Um sich an denen zu rächen, die ihm Unrecht getan haben, kann der Geist Menschen mit Besuchen ihrer verstorbenen Verwandten heimsuchen. Einige Geschichten besagen, dass diese Dämonen wie die Bakeneko menschliche Gestalt annehmen, meist als ältere Frauen auftreten, sich in der Öffentlichkeit schlecht benehmen und überall, wo sie hinkommen, Düsternis und Bösartigkeit verbreiten. Aufgrund dieses Glaubens wurden manchmal die Schwänze von Kätzchen abgeschnitten, weil man davon ausging, dass die Katzen nicht zu Nekomata werden können, wenn sich die Schwänze nicht gabeln.

Aufgrund dieser Unterscheidungsmerkmale und seltsamen Eigenschaften wurden Nekomata seit jeher als teuflisch angesehen. Aufgrund von Ängsten und Volksglauben, wie z. B. dass die Toten bei einer Beerdigung wieder auferstehen oder dass sieben Generationen verflucht werden, wenn man eine Katze tötet, entstand die Legende der nekomata. Im Volksglauben sind Katzen und die Toten außerdem miteinander verbunden. Als Fleischfresser haben Katzen einen ausgeprägten Sinn für den Geruch von Fäulnis, so dass man glaubte, sie hätten die Angewohnheit, sich Leichen zu nähern; in diesem Volksglauben werden manchmal die kasha, ein yōkai, der Leichen stiehlt, mit dem nekomata gleichgesetzt.

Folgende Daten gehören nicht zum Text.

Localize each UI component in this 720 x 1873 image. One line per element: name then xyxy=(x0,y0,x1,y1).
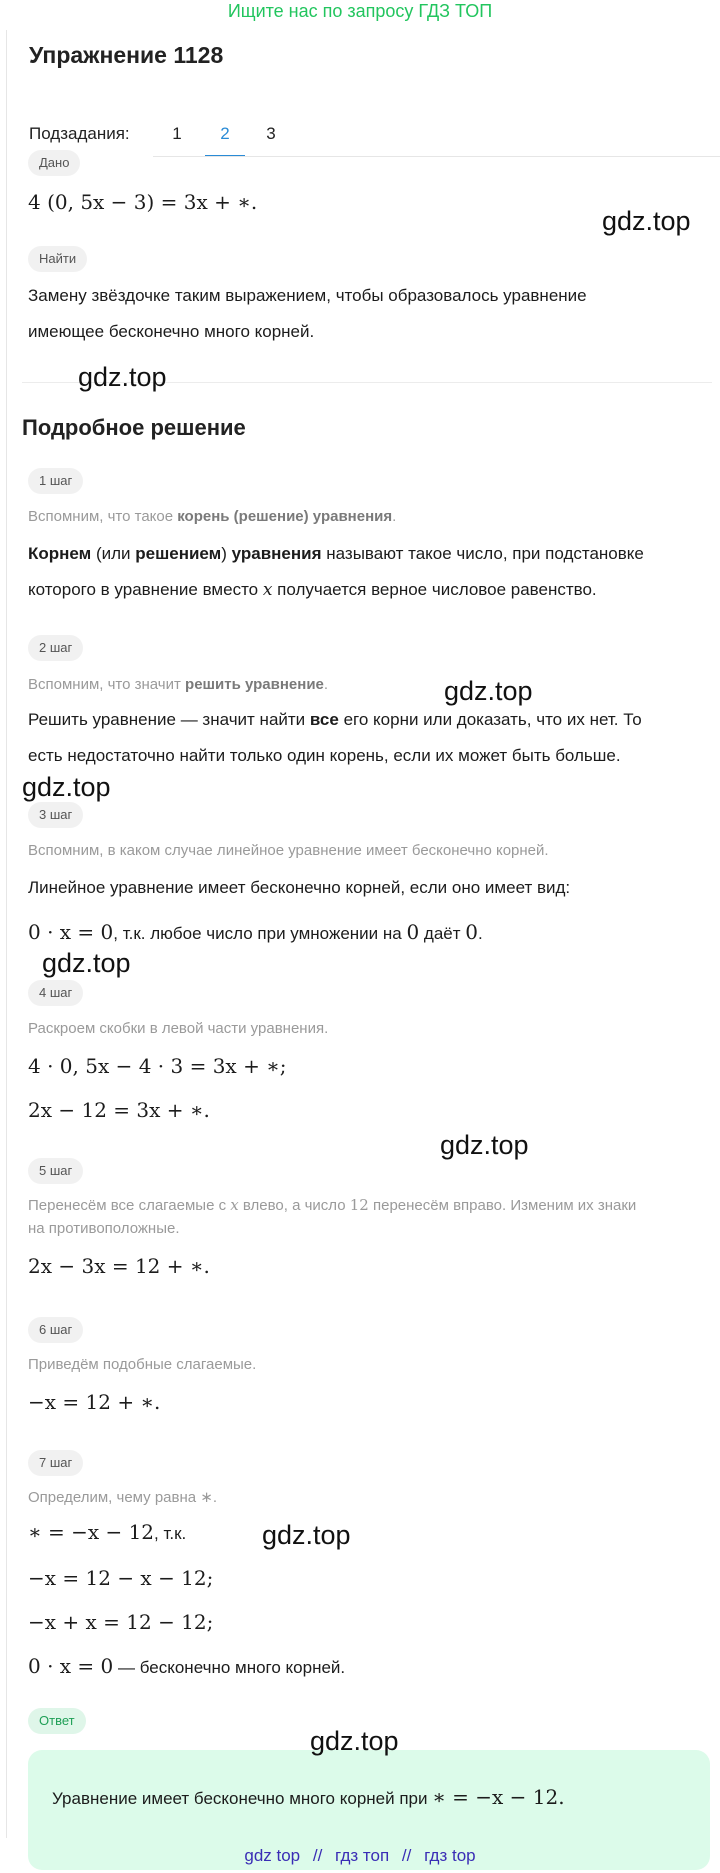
given-formula: 4 (0, 5x − 3) = 3x + ∗. xyxy=(28,190,258,214)
step-4-hint: Раскроем скобки в левой части уравнения. xyxy=(28,1020,329,1037)
solution-title: Подробное решение xyxy=(22,415,246,440)
step-7-hint: Определим, чему равна ∗. xyxy=(28,1489,218,1506)
step-1-hint: Вспомним, что такое корень (решение) уравнения. xyxy=(28,508,397,525)
step-4-formula-2: 2x − 12 = 3x + ∗. xyxy=(28,1098,210,1122)
find-text-line-2: имеющее бесконечно много корней. xyxy=(28,322,315,341)
answer-text: Уравнение имеет бесконечно много корней при ∗ = −x − 12. xyxy=(52,1785,565,1809)
footer-link-2[interactable]: гдз топ xyxy=(335,1846,390,1865)
footer-links xyxy=(0,1846,720,1866)
subtask-tab-3[interactable]: 3 xyxy=(266,124,276,143)
step-4-formula-1: 4 · 0, 5x − 4 · 3 = 3x + ∗; xyxy=(28,1054,287,1078)
step-5-chip: 5 шаг xyxy=(28,1158,83,1184)
answer-chip: Ответ xyxy=(28,1708,86,1734)
step-7-formula-2: −x = 12 − x − 12; xyxy=(28,1566,214,1590)
step-7-formula-1: ∗ = −x − 12, т.к. xyxy=(28,1520,187,1544)
footer-separator: // xyxy=(312,1846,323,1865)
step-2-hint: Вспомним, что значит решить уравнение. xyxy=(28,676,329,693)
find-text-line-1: Замену звёздочке таким выражением, чтобы образовалось уравнение xyxy=(28,286,587,305)
step-5-hint-line-1: Перенесём все слагаемые с x влево, а число 12 перенесём вправо. Изменим их знаки xyxy=(28,1196,637,1214)
watermark: gdz.top xyxy=(440,1130,529,1160)
footer-link-3[interactable]: гдз top xyxy=(424,1846,476,1865)
subtasks-rail xyxy=(153,156,720,157)
step-6-formula: −x = 12 + ∗. xyxy=(28,1390,161,1414)
step-2-chip: 2 шаг xyxy=(28,635,83,661)
step-2-text-line-1: Решить уравнение — значит найти все его корни или доказать, что их нет. То xyxy=(28,710,642,729)
step-6-hint: Приведём подобные слагаемые. xyxy=(28,1356,257,1373)
top-banner: Ищите нас по запросу ГДЗ ТОП xyxy=(227,1,493,21)
find-chip: Найти xyxy=(28,246,87,272)
given-chip: Дано xyxy=(28,150,80,176)
exercise-title: Упражнение 1128 xyxy=(29,42,224,68)
step-3-hint: Вспомним, в каком случае линейное уравнение имеет бесконечно корней. xyxy=(28,842,549,859)
step-3-formula: 0 · x = 0, т.к. любое число при умножении на 0 даёт 0. xyxy=(28,920,483,944)
step-7-chip: 7 шаг xyxy=(28,1450,83,1476)
footer-separator: // xyxy=(401,1846,412,1865)
step-5-formula: 2x − 3x = 12 + ∗. xyxy=(28,1254,210,1278)
watermark: gdz.top xyxy=(22,772,111,802)
step-7-formula-4: 0 · x = 0 — бесконечно много корней. xyxy=(28,1654,346,1678)
step-1-definition-line-1: Корнем (или решением) уравнения называют такое число, при подстановке xyxy=(28,544,644,563)
watermark: gdz.top xyxy=(262,1520,351,1550)
step-7-formula-3: −x + x = 12 − 12; xyxy=(28,1610,214,1634)
watermark: gdz.top xyxy=(42,948,131,978)
step-1-definition-line-2: которого в уравнение вместо x получается верное числовое равенство. xyxy=(28,580,597,600)
step-4-chip: 4 шаг xyxy=(28,980,83,1006)
step-3-text: Линейное уравнение имеет бесконечно корней, если оно имеет вид: xyxy=(28,878,571,897)
subtasks-bar xyxy=(29,94,709,156)
step-2-text-line-2: есть недостаточно найти только один корень, если их может быть больше. xyxy=(28,746,621,765)
step-3-chip: 3 шаг xyxy=(28,802,83,828)
step-6-chip: 6 шаг xyxy=(28,1317,83,1343)
watermark: gdz.top xyxy=(310,1726,399,1756)
step-1-chip: 1 шаг xyxy=(28,468,83,494)
footer-link-1[interactable]: gdz top xyxy=(244,1846,301,1865)
watermark: gdz.top xyxy=(444,676,533,706)
subtask-tab-2[interactable]: 2 xyxy=(205,124,245,144)
step-5-hint-line-2: на противоположные. xyxy=(28,1220,180,1237)
subtasks-label: Подзадания: xyxy=(29,124,130,143)
watermark: gdz.top xyxy=(78,362,167,392)
watermark: gdz.top xyxy=(602,206,691,236)
subtask-tab-1[interactable]: 1 xyxy=(172,124,182,143)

Auch in Japan gibt es Katzen-yōkai, die bakeneko genannt werden; und da nekomata die yōkai von verwandelten Katzen sind, werden nekomata manchmal mit bakeneko verwechselt.

 

Yōkai-Darstellungen

In der Edo-Zeit wurden viele Bücher zur Illustration und Beschreibung von yōkai veröffentlicht (yōkai emaki), in denen häufig nekomata abgebildet waren. Das 1737 veröffentlichte Hyakkai Zukan (Gembun 2) enthält eine Illustration eines nekomata, das das Aussehen einer Shamisen spielenden Frau annimmt. (Siehe das erste Bild auf dieser Seite.) Da Shamisen aus der Edo-Zeit häufig aus Katzenfellen hergestellt wurden, sang dieses spezielle Nekomata ein trauriges Lied über seine Art, während es die Saiten zupfte. Verständlicherweise wurde das Bild als ironisch interpretiert. Was das Tragen von Geisha-Kleidung durch das Nekomata betrifft, so werden Nekomata und Geisha manchmal als verwandt angesehen, da Geishas früher "Katzen (neko)" genannt wurden.

 

Nekomata



Das ebenfalls rechts abgebildete Gazu Hyakki Yagyō von 1776 (An'ei 5) zeigt eine Katze, deren Kopf aus einem shōji-Schirm herausragt, eine Katze mit einem Taschentuch auf dem Kopf und der Vorderpfote auf der Veranda sowie eine Katze, die ein Taschentuch trägt und aufrecht steht. Die weniger erfahrene Katze hat Schwierigkeiten, auf ihren Hinterbeinen zu stehen, während die ältere Katze dazu in der Lage ist: Wir sehen den Prozess, durch den eine normale Katze altert und sich in eine nekomata verwandelt. In der Bigelow ukiyo-e Sammlung im Museum of Fine Arts, Boston, enthält das Hyakki Yagyō Emaki eine ähnliche Komposition, was einige Wissenschaftler dazu veranlasst, eine Beziehung zwischen den Büchern zu sehen.

Senri

In der chinesischen Überlieferung gibt es ein Katzen-Yōkai namens "senri (仙狸)" (wobei 狸 "Leopardenkatze" bedeutet). In dieser Erzählung erhalten Leopardenkatzen, die alt werden, eine göttliche spirituelle Kraft, verwandeln sich in einen schönen Mann oder eine schöne Frau und saugen den Geist aus den Menschen aus.

Einige Theorien besagen, dass die japanischen Nekomata-Legenden von chinesischen Senri-Märchen abstammen.